Using both libraries increases coverage.
| Library | Strength |
|---|---|
| PyPDF2 | Fast, simple, reliable for common PDFs |
| pdfminer.six | Better fallback for unusual structures |
This dual-parser approach improves extraction quality.
Program Features
| Feature | Description |
|---|---|
| Single File Mode | Analyze one PDF document |
| Directory Mode | Scan multiple PDFs automatically |
| CSV Export | Save all findings to CSV |
| Metadata Cleanup | Remove broken whitespace / control chars |
| Timestamp Conversion | Convert raw PDF dates |
| Page Counter | Detect number of pages |
| PDF Version Detection | Extract PDF standard version |
| Styled CLI Output | Professional terminal workflow |
Supported Metadata Fields
| Field | Description |
|---|---|
| Filename | Name of PDF file |
| Filepath | Full location of file |
| Title | Embedded document title |
| Author | Author name |
| Creator | Application that created file |
| Created | Creation timestamp |
| Modified | Last modification time |
| Subject | Subject field |
| Keywords | Search tags |
| Description | Reserved field |
| Producer | PDF producing engine |
| PDF Version | File standard version |
| Pages | Total page count |
How the Program Works
The workflow of the script is:
- Read command-line arguments
- Choose single-file or directory mode
- Open PDF file(s)
- Extract metadata using PyPDF2
- Fill missing values using pdfminer.six
- Normalize extracted values
- Convert PDF date strings
- Store results in memory
- Export findings to CSV file
This reproduces the logic of many document intelligence tools.
Installation
A Python virtual environment can be used.
python3 -m venv venv
source venv/bin/activate
python -m pip install PyPDF2==3.0.1 pdfminer.six==20221105
Command Line Usage
General syntax:
python pdf_metadata_extractor.py [mode] [target] -n output.csv
Parameters
| Parameter | Meaning |
|---|---|
-f | Analyze one PDF file |
-d | Analyze directory of PDFs |
-n | Name of CSV output file |
Example Commands
Single PDF
python pdf_metadata_extractor.py -f document.pdf -n metadata.csv
Multiple PDFs
python pdf_metadata_extractor.py -d ./pdfs -n all_metadata.csv
Default Output Name
python pdf_metadata_extractor.py -f report.pdf
Creates:
pdf_metadata.csv
Example CSV Output
| Filename | Author | Title | Created | Pages |
|---|---|---|---|---|
| report.pdf | John Doe | Quarterly Report | 2024-03-11 09:22:00 | 12 |
Why This Tool Is Valuable
This project combines several practical cybersecurity skills:
- Python development
- file automation
- metadata intelligence gathering
- CSV reporting
- document analysis
- command-line tool creation
- forensic triage methodology
It is therefore a strong beginner/intermediate security portfolio project.
Security Lessons Learned
Hidden Information Exists in Documents
Even harmless PDFs may reveal sensitive internal data.

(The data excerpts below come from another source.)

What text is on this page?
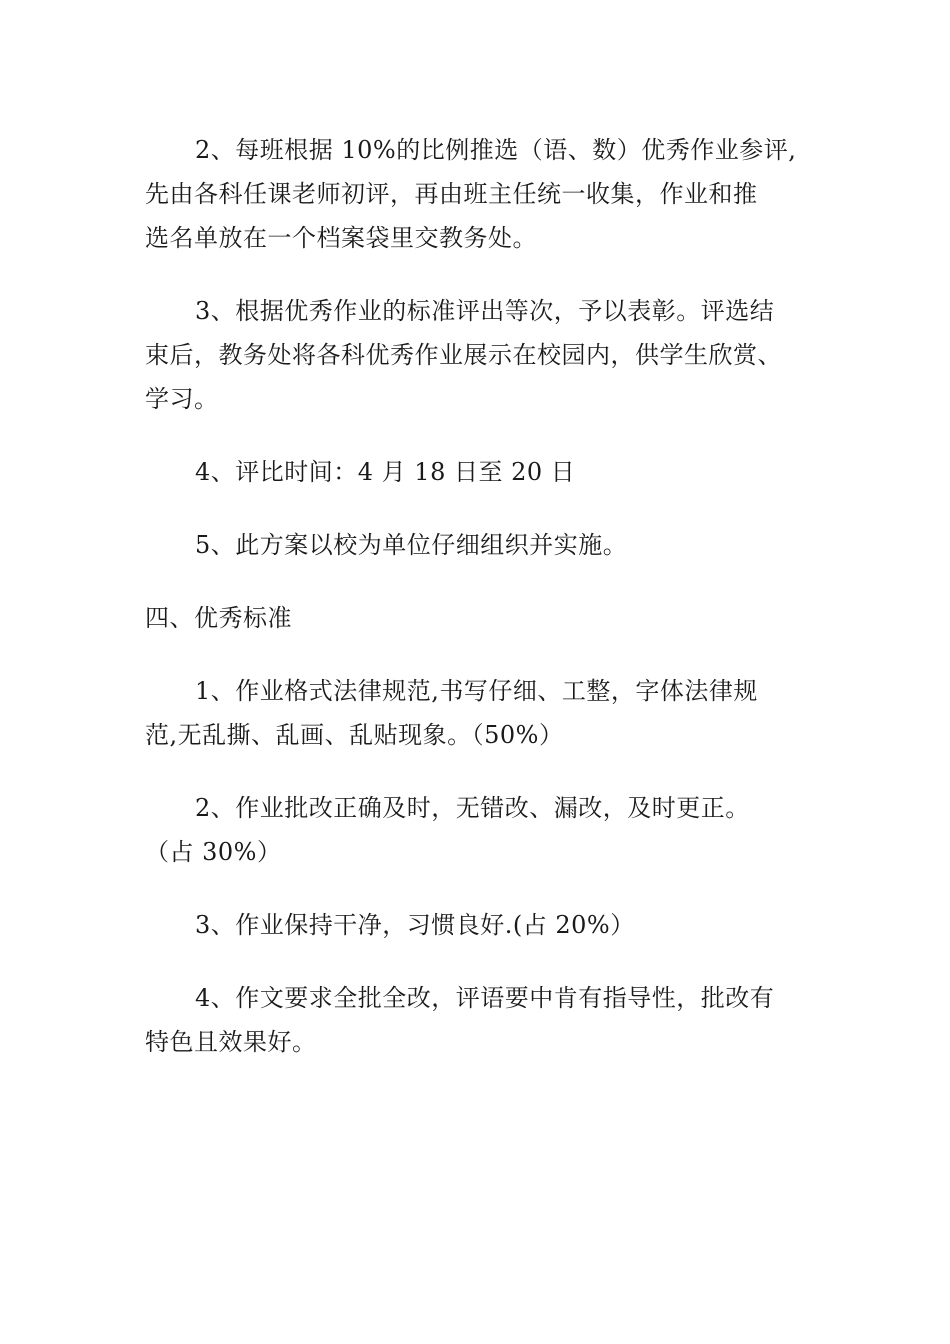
2、每班根据 10%的比例推选（语、数）优秀作业参评,
先由各科任课老师初评，再由班主任统一收集，作业和推
选名单放在一个档案袋里交教务处。
3、根据优秀作业的标准评出等次，予以表彰。评选结
束后，教务处将各科优秀作业展示在校园内，供学生欣赏、
学习。
4、评比时间：4 月 18 日至 20 日
5、此方案以校为单位仔细组织并实施。
四、优秀标准
1、作业格式法律规范,书写仔细、工整，字体法律规
范,无乱撕、乱画、乱贴现象。（50%）
2、作业批改正确及时，无错改、漏改，及时更正。
（占 30%）
3、作业保持干净，习惯良好.(占 20%）
4、作文要求全批全改，评语要中肯有指导性，批改有
特色且效果好。
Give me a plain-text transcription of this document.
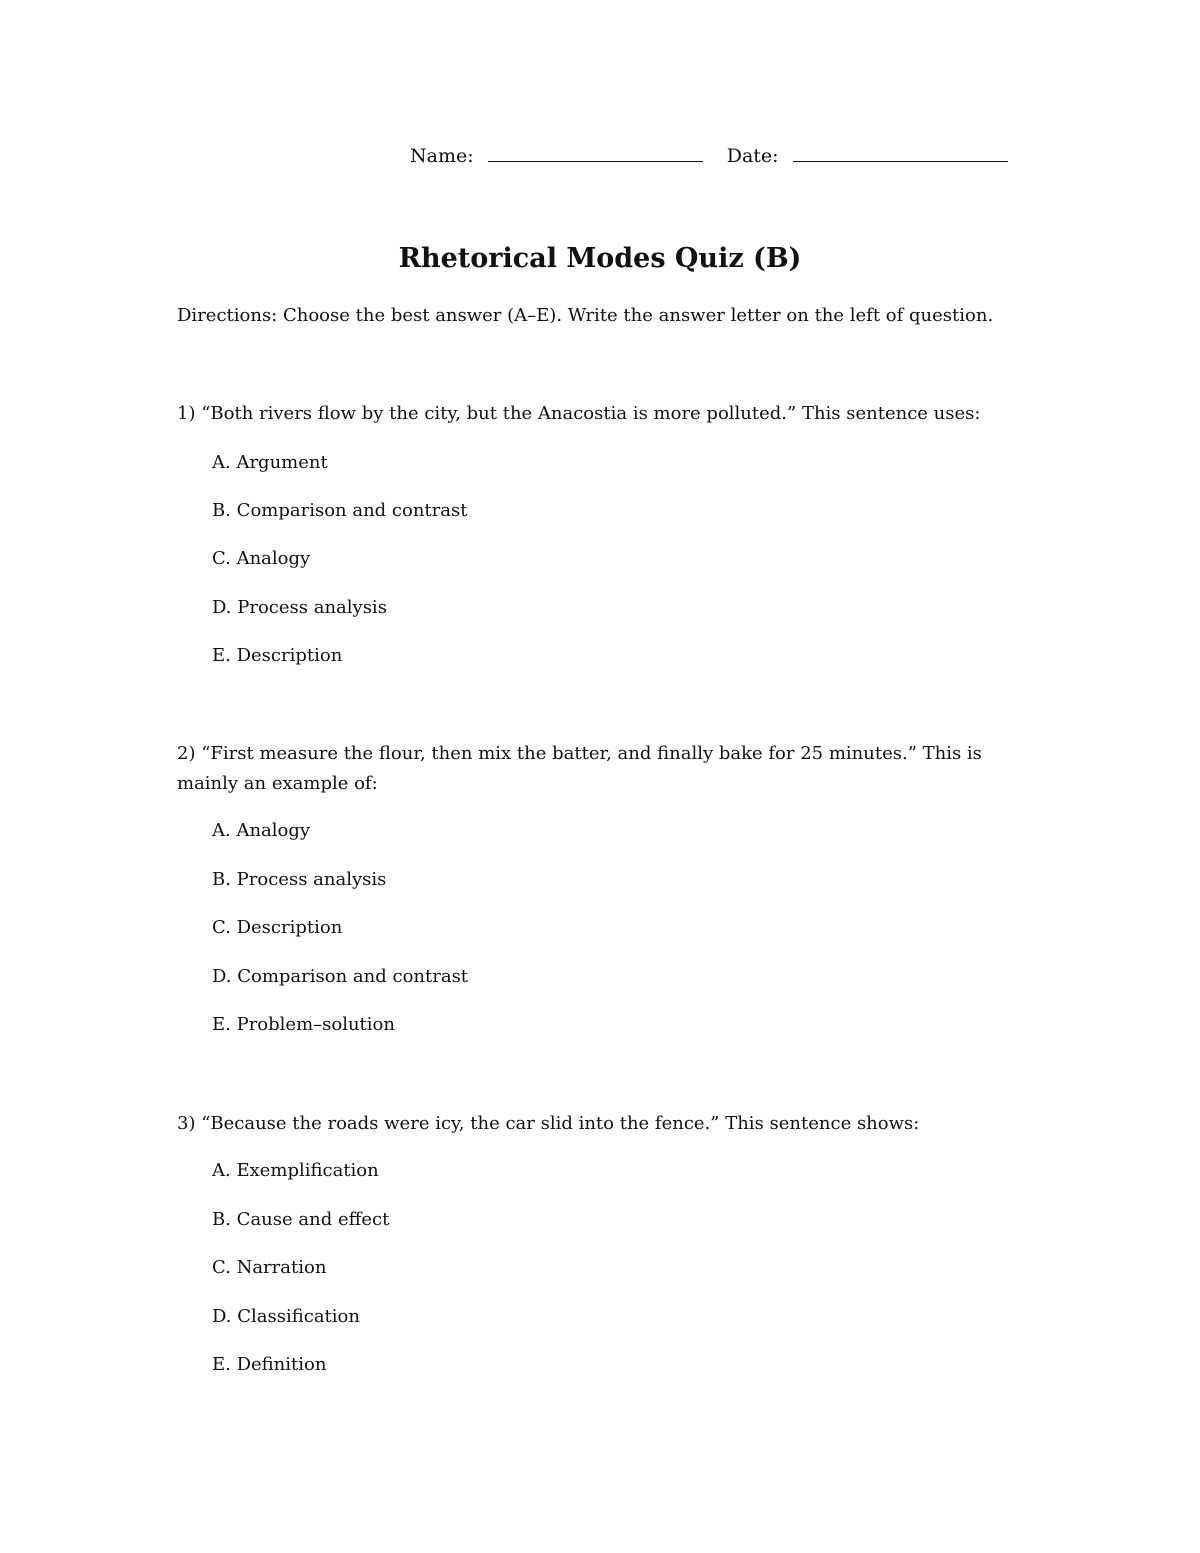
Name:	Date:
Rhetorical Modes Quiz (B)
Directions: Choose the best answer (A–E). Write the answer letter on the left of question.
1) “Both rivers flow by the city, but the Anacostia is more polluted.” This sentence uses:
A. Argument
B. Comparison and contrast
C. Analogy
D. Process analysis
E. Description
2) “First measure the flour, then mix the batter, and finally bake for 25 minutes.” This is mainly an example of:
A. Analogy
B. Process analysis
C. Description
D. Comparison and contrast
E. Problem–solution
3) “Because the roads were icy, the car slid into the fence.” This sentence shows:
A. Exemplification
B. Cause and effect
C. Narration
D. Classification
E. Definition
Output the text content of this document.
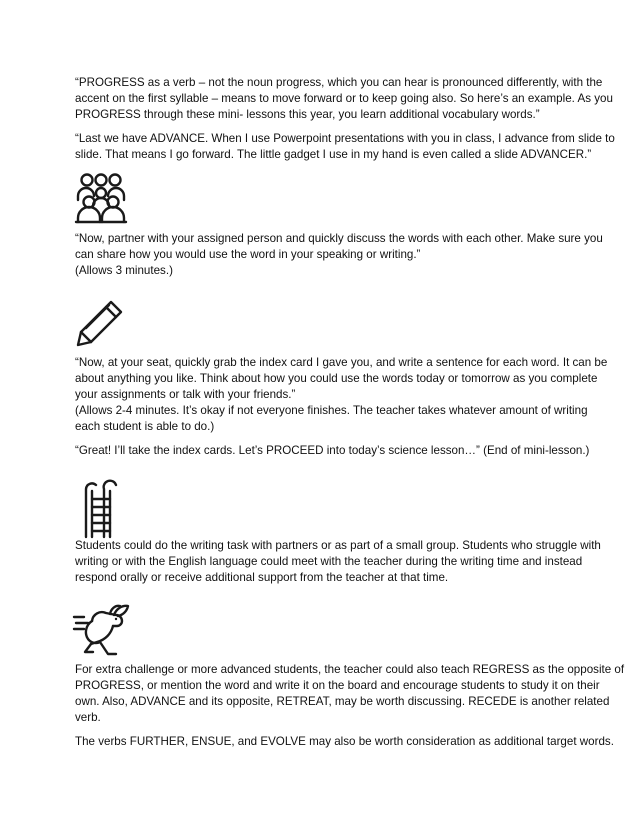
“PROGRESS as a verb – not the noun progress, which you can hear is pronounced differently, with the
accent on the first syllable – means to move forward or to keep going also. So here’s an example. As you
PROGRESS through these mini- lessons this year, you learn additional vocabulary words.”

“Last we have ADVANCE. When I use Powerpoint presentations with you in class, I advance from slide to
slide. That means I go forward. The little gadget I use in my hand is even called a slide ADVANCER.”

“Now, partner with your assigned person and quickly discuss the words with each other. Make sure you
can share how you would use the word in your speaking or writing.”
(Allows 3 minutes.)

“Now, at your seat, quickly grab the index card I gave you, and write a sentence for each word. It can be
about anything you like. Think about how you could use the words today or tomorrow as you complete
your assignments or talk with your friends.”
(Allows 2-4 minutes. It’s okay if not everyone finishes. The teacher takes whatever amount of writing
each student is able to do.)

“Great! I’ll take the index cards. Let’s PROCEED into today’s science lesson…” (End of mini-lesson.)

Students could do the writing task with partners or as part of a small group. Students who struggle with
writing or with the English language could meet with the teacher during the writing time and instead
respond orally or receive additional support from the teacher at that time.

For extra challenge or more advanced students, the teacher could also teach REGRESS as the opposite of
PROGRESS, or mention the word and write it on the board and encourage students to study it on their
own. Also, ADVANCE and its opposite, RETREAT, may be worth discussing. RECEDE is another related
verb.

The verbs FURTHER, ENSUE, and EVOLVE may also be worth consideration as additional target words.
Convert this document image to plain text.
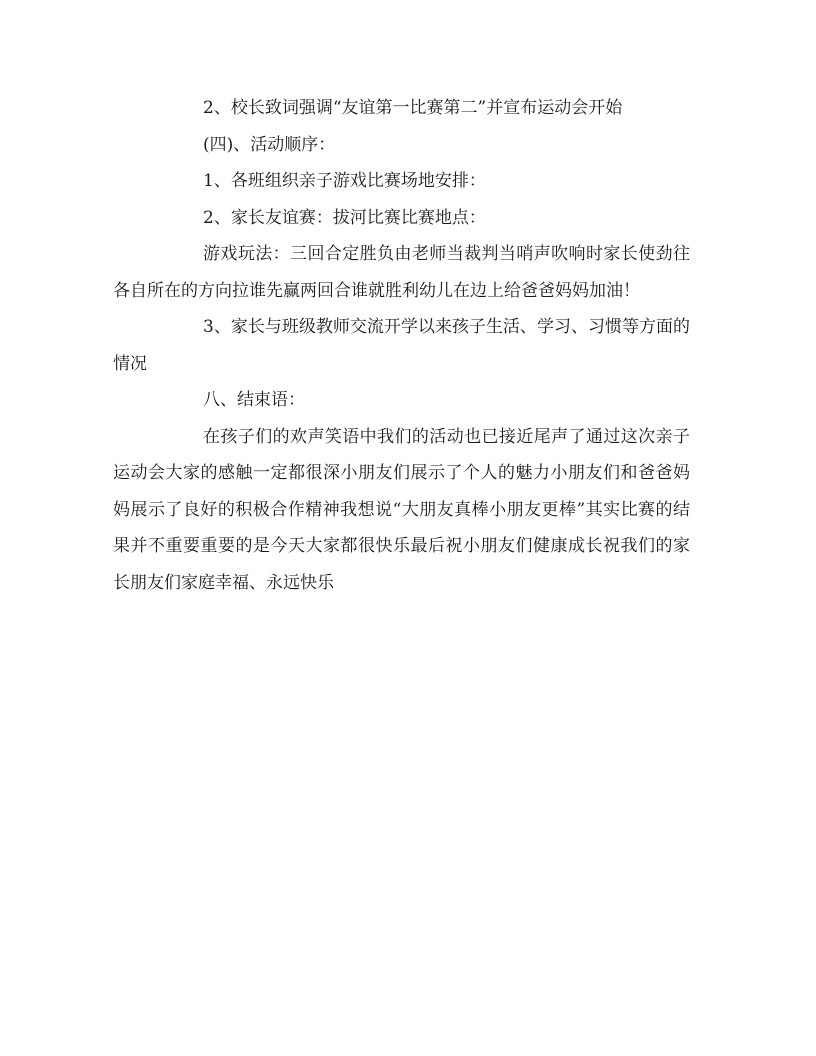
2、校长致词强调“友谊第一比赛第二”并宣布运动会开始

(四)、活动顺序：

1、各班组织亲子游戏比赛场地安排：

2、家长友谊赛：拔河比赛比赛地点：

游戏玩法：三回合定胜负由老师当裁判当哨声吹响时家长使劲往各自所在的方向拉谁先赢两回合谁就胜利幼儿在边上给爸爸妈妈加油！

3、家长与班级教师交流开学以来孩子生活、学习、习惯等方面的情况

八、结束语：

在孩子们的欢声笑语中我们的活动也已接近尾声了通过这次亲子运动会大家的感触一定都很深小朋友们展示了个人的魅力小朋友们和爸爸妈妈展示了良好的积极合作精神我想说“大朋友真棒小朋友更棒”其实比赛的结果并不重要重要的是今天大家都很快乐最后祝小朋友们健康成长祝我们的家长朋友们家庭幸福、永远快乐
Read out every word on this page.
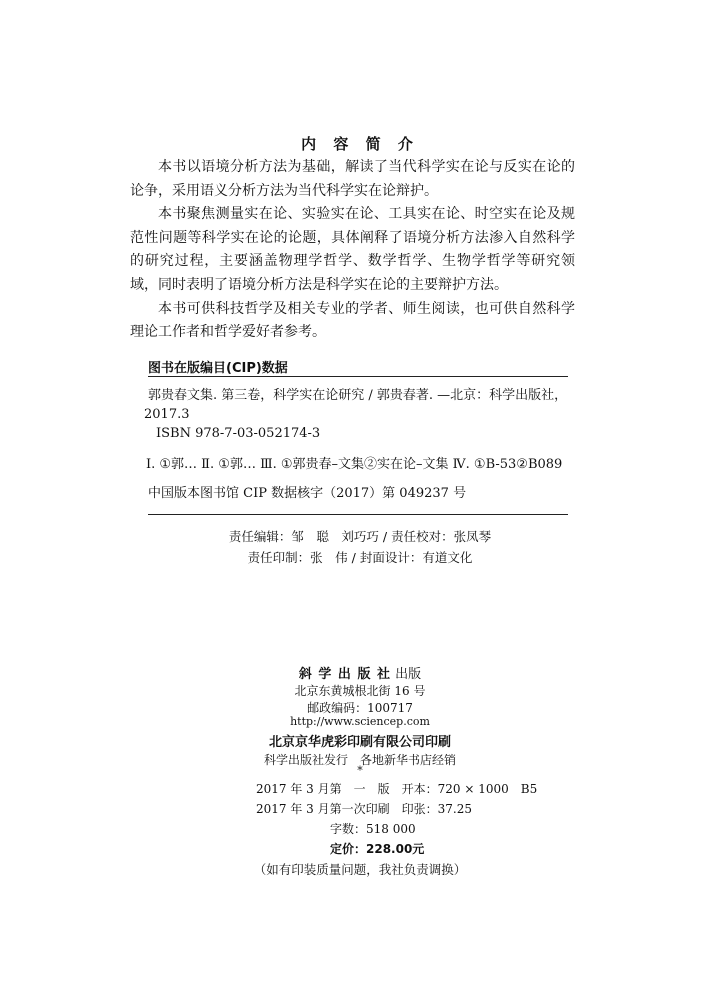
内 容 简 介

本书以语境分析方法为基础，解读了当代科学实在论与反实在论的论争，采用语义分析方法为当代科学实在论辩护。

本书聚焦测量实在论、实验实在论、工具实在论、时空实在论及规范性问题等科学实在论的论题，具体阐释了语境分析方法渗入自然科学的研究过程，主要涵盖物理学哲学、数学哲学、生物学哲学等研究领域，同时表明了语境分析方法是科学实在论的主要辩护方法。

本书可供科技哲学及相关专业的学者、师生阅读，也可供自然科学理论工作者和哲学爱好者参考。

图书在版编目(CIP)数据
郭贵春文集. 第三卷，科学实在论研究 / 郭贵春著. —北京：科学出版社，
2017.3
ISBN 978-7-03-052174-3
Ⅰ. ①郭… Ⅱ. ①郭… Ⅲ. ①郭贵春–文集②实在论–文集 Ⅳ. ①B-53②B089
中国版本图书馆 CIP 数据核字（2017）第 049237 号
责任编辑：邹　聪　刘巧巧 / 责任校对：张凤琴
责任印制：张　伟 / 封面设计：有道文化
斜 学 出 版 社 出版
北京东黄城根北街 16 号
邮政编码：100717
http://www.sciencep.com
北京京华虎彩印刷有限公司印刷
科学出版社发行　各地新华书店经销
*
2017 年 3 月第　一　版　开本：720 × 1000　B5
2017 年 3 月第一次印刷　印张：37.25
字数：518 000
定价：228.00元
（如有印装质量问题，我社负责调换）
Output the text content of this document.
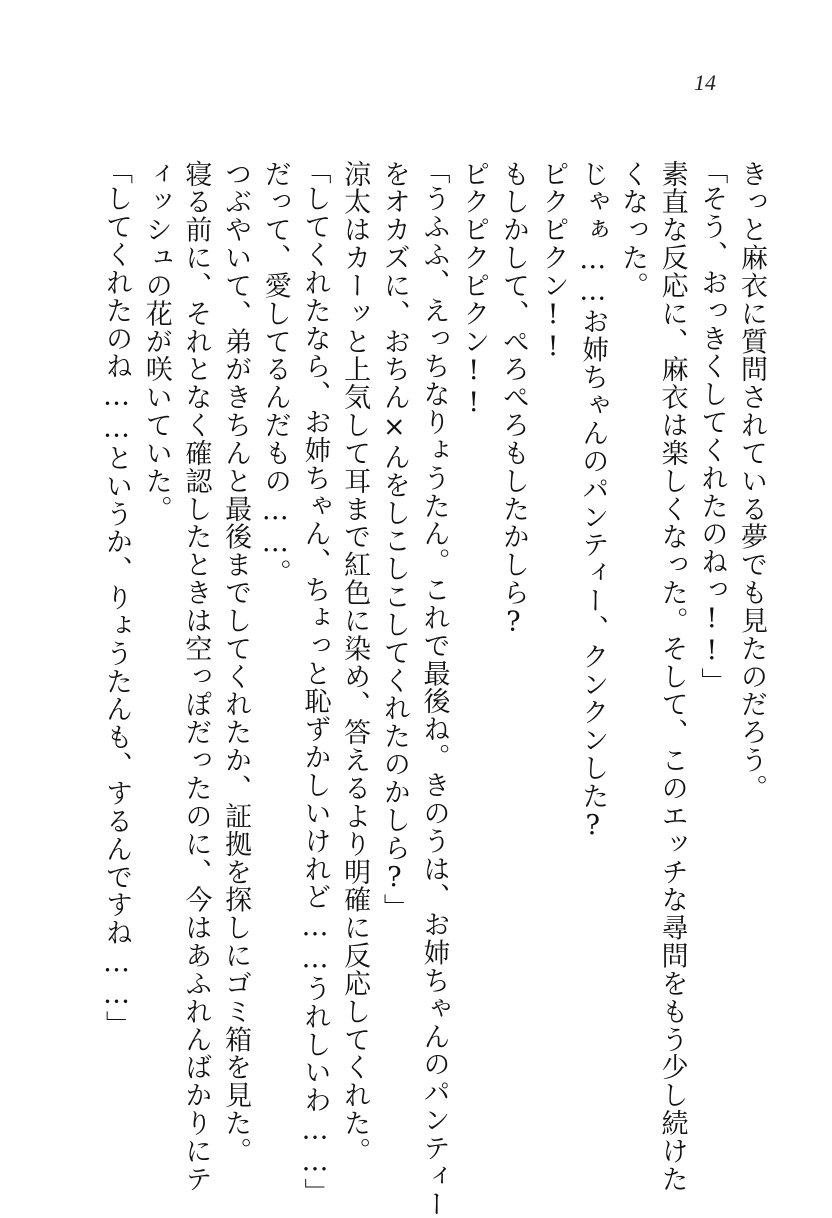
14
きっと麻衣に質問されている夢でも見たのだろう。
「そう、おっきくしてくれたのねっ!!」
素直な反応に、麻衣は楽しくなった。そして、このエッチな尋問をもう少し続けた
くなった。
じゃぁ……お姉ちゃんのパンティー、クンクンした?
ピクピクン!!
もしかして、ぺろぺろもしたかしら?
ピクピクピクン!!
「うふふ、えっちなりょうたん。これで最後ね。きのうは、お姉ちゃんのパンティー
をオカズに、おちん×んをしこしこしてくれたのかしら?」
涼太はカーッと上気して耳まで紅色に染め、答えるより明確に反応してくれた。
「してくれたなら、お姉ちゃん、ちょっと恥ずかしいけれど……うれしいわ……」
だって、愛してるんだもの……。
つぶやいて、弟がきちんと最後までしてくれたか、証拠を探しにゴミ箱を見た。
寝る前に、それとなく確認したときは空っぽだったのに、今はあふれんばかりにテ
ィッシュの花が咲いていた。
「してくれたのね……というか、りょうたんも、するんですね……」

Metadata Can Leak Identities
Author names, usernames, and software names may expose internal users.
Bulk Analysis Saves Time
Scanning many PDFs manually would be slow and inefficient.
Automation Is Powerful
Simple scripts can transform repetitive manual work into fast intelligence gathering.
Use Cases
| Scenario | Benefit |
|---|---|
| OSINT | Collect public document intelligence |
| Forensics | Review origins of files |
| Corporate Audit | Detect metadata leaks |
| Privacy Review | Identify removable sensitive data |
| Red Team | Passive reconnaissance |
Conclusion
The custom Python PDF Metadata Extractor successfully demonstrates how hidden metadata can be collected automatically from PDF files.
It supports:
- single or bulk analysis
- dual-library extraction
- CSV reporting
- readable timestamps
- clean CLI workflow
This project provided valuable insight into metadata-based intelligence gathering and practical document security analysis.
Legal Disclaimer
This documentation is for educational purposes only.
Only analyze files you own or are explicitly authorized to inspect.